Friday, April 25, 2025

US ambassador reproaches deputies for Russian friendship move

United States Ambassador Ken Salazar has rebuked Mexican lawmakers for showing support for Russia despite that country’s invasion of Ukraine.

A group of deputies from the ruling Morena party, the Labor Party and the Institutional Revolutionary Party formally established a Mexico-Russia friendship group on Wednesday.

Speaking to members of the Mexico-United States friendship group in the lower house of Congress on Thursday, Salazar said the two North American countries have to be as united now as they were during the Second World War.

“We have to be in solidarity with Ukraine and against Russia,” the ambassador said.

“I believe that the ambassador of Russia, who was here yesterday making noise, [said] that Mexico and Russia were very close. Sorry, that can never happen, it can never happen,” he told lower house lawmakers.

“In World War II there was no distance between Mexico and the United States, [we were] united against what Hitler and the others were doing to defeat humanity and freedom,” Salazar said.

He said the Russian invasion of Ukraine is something that he thought he would never see and warned that the war could affect Mexico.

“I’m asking you, the deputies who have so much strength … [to see] what Russia did in attacking Ukraine – it’s an attack against freedom and the way of life of all of us,” Salazar said.

“… There can’t be differences [between us]. We have to do the same thing that the two countries did in the time of World War II,” he reiterated.

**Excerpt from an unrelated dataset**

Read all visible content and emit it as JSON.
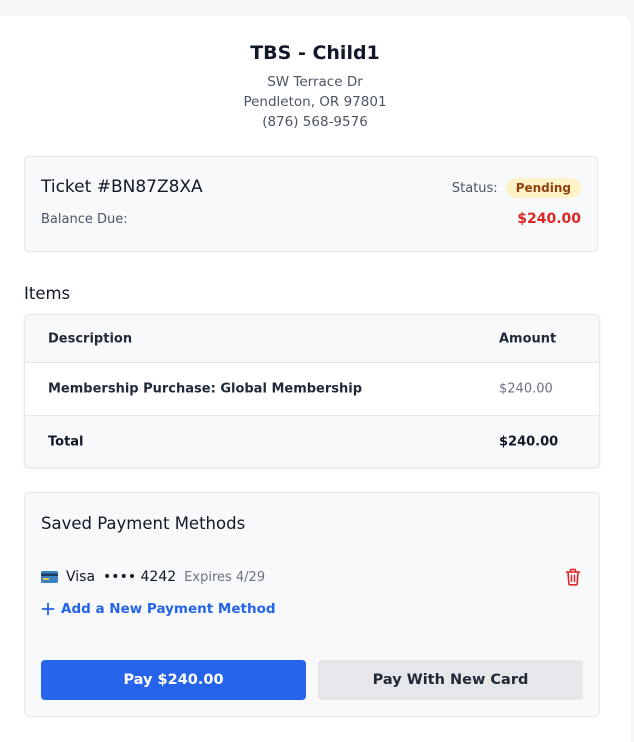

Morena lower house leader Ignacio Mier Velazco asked that Mexico’s position with regard to the conflict in Ukraine not be distorted.

“We’ve vigorously condemned [the invasion],” he said, asserting that the creation of a friendship group didn’t change Mexico’s position.

“[Mexico] condemns the invasion of one country by another because Mexico has experienced this historically,” Mier said, citing 19th century French intervention and the 16th century Spanish conquest.